Danovitch, having proverbially spent $368.95 on a Broadway ticket, does not understand why it is not very generous to give the proverbial homeless man the proverbial six-hour-old sandwich that is no longer fit for human consumption. With the targeted application of face masks policies, your child too can be so disconnected.
When used strictly according to public health protocols, face masks are an excellent tool for that.
Now What Are You Going To Do About It?
Recognizing all of that, the question then becomes — “How do I stop wearing a mask?” You do not just need to stop wearing one mostly, or to start wearing one disobediently with your nose sticking out, or with pithy or derogatory phrases on the outside. You need to stop wearing one in each and every situation and to stop your children from ever being put in one.
Resources Made Exactly For You & Others Like You Wrestling With This Topic
I have written a book on this topic Face Masks in One Lesson. In the first ten minutes of reading, it gives you everything you need to know about how to never wear a face mask again, yet still live a normal life. The book then spends the next 300 pages elaborating on that process in almost any situation you can think of.

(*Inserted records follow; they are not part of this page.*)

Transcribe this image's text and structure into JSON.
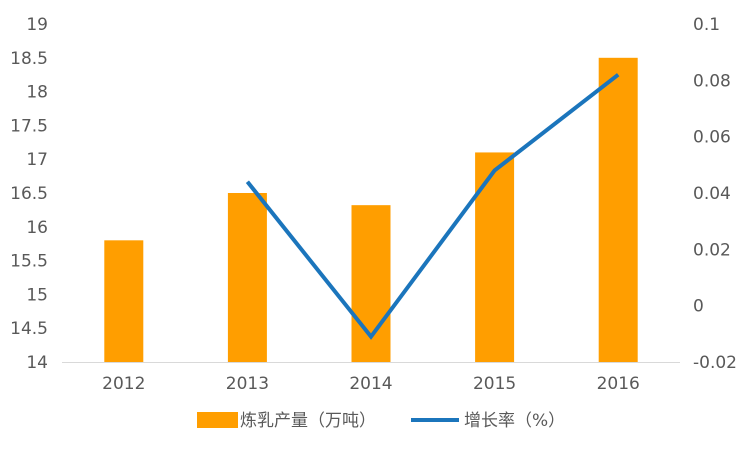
{
  "chart_data": {
    "type": "bar",
    "categories": [
      "2012",
      "2013",
      "2014",
      "2015",
      "2016"
    ],
    "series": [
      {
        "name": "炼乳产量（万吨）",
        "type": "bar",
        "axis": "left",
        "color": "#FF9E00",
        "values": [
          15.8,
          16.5,
          16.32,
          17.1,
          18.5
        ]
      },
      {
        "name": "增长率（%）",
        "type": "line",
        "axis": "right",
        "color": "#1B75BC",
        "values": [
          null,
          0.044,
          -0.011,
          0.048,
          0.082
        ]
      }
    ],
    "y_left": {
      "range": [
        14,
        19
      ],
      "ticks": [
        "14",
        "14.5",
        "15",
        "15.5",
        "16",
        "16.5",
        "17",
        "17.5",
        "18",
        "18.5",
        "19"
      ]
    },
    "y_right": {
      "range": [
        -0.02,
        0.1
      ],
      "ticks": [
        "-0.02",
        "0",
        "0.02",
        "0.04",
        "0.06",
        "0.08",
        "0.1"
      ]
    },
    "grid": false,
    "legend_position": "bottom"
  }
}
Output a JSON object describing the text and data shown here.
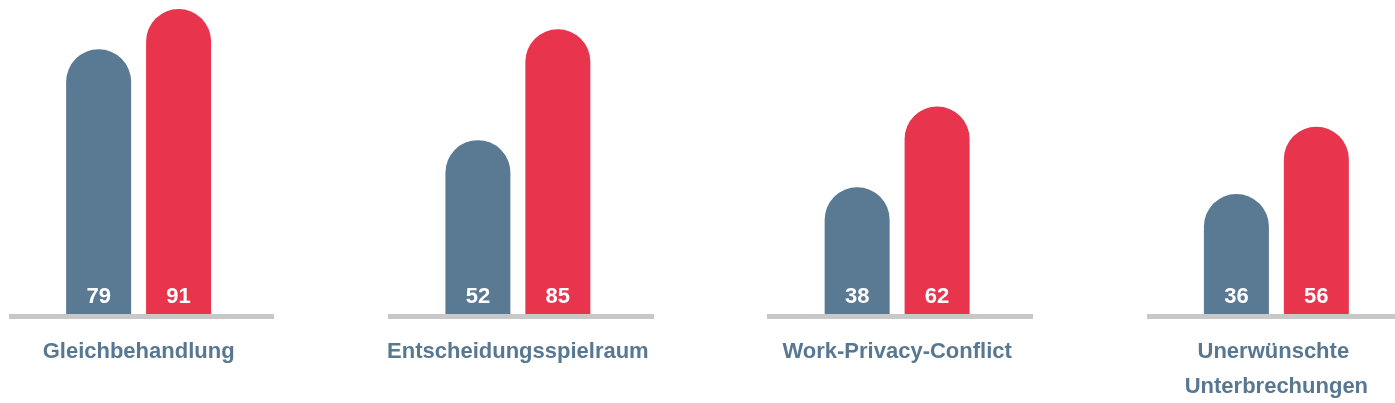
{
  "chart_data": {
    "type": "bar",
    "categories": [
      "Gleichbehandlung",
      "Entscheidungsspielraum",
      "Work-Privacy-Conflict",
      "Unerwünschte Unterbrechungen"
    ],
    "series": [
      {
        "color": "#5a7993",
        "values": [
          79,
          52,
          38,
          36
        ]
      },
      {
        "color": "#e8344d",
        "values": [
          91,
          85,
          62,
          56
        ]
      }
    ],
    "data_labels": true,
    "grid": false
  }
}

Making that purchase, or any purchase, through the Amazon link above allows a portion of the proceeds of that purchase to go to LewRockwell.com through a referral fee, which helps to fund the operation of this wonderful website.
My LewRockwell.com writing also elaborates on how to never wear a mask again, and is available free of charge. Just start from around the time of the April 3, 2020, CDC announcement of the mask recommendation and work your way forward for a whole host of information on the topic.
Also, I have a high quality set of trainings and videos that I send out to those who sign up for my email newsletter at www.RealStevo.com (http://www.RealStevo.com). These resources are meant to give you ways to maneuver through society unmasked and with the ease of a VIP. That is exactly what some people need help with. However, these videos are also meant to help provide an extra dose of courage, which is what I find most people really need a little extra encouragement with. If you or your loved ones are still wearing a face mask for any reason, I would like to invite you to avail yourself of these resources.
No one should be wearing a mask. Face mask wearing is simply harmful to you and those around you. It is bad for you. It is especially bad for the sick. It is especially bad for the elderly. It is especially bad for children. That is what the best science of the last two years shows, and that is the direction that we must push the narrative around masks — the direction of the truth. Masks harm you. The harm may even be irreversible. So, stop feeding into the lie by wearing one or by allowing one to be worn around you.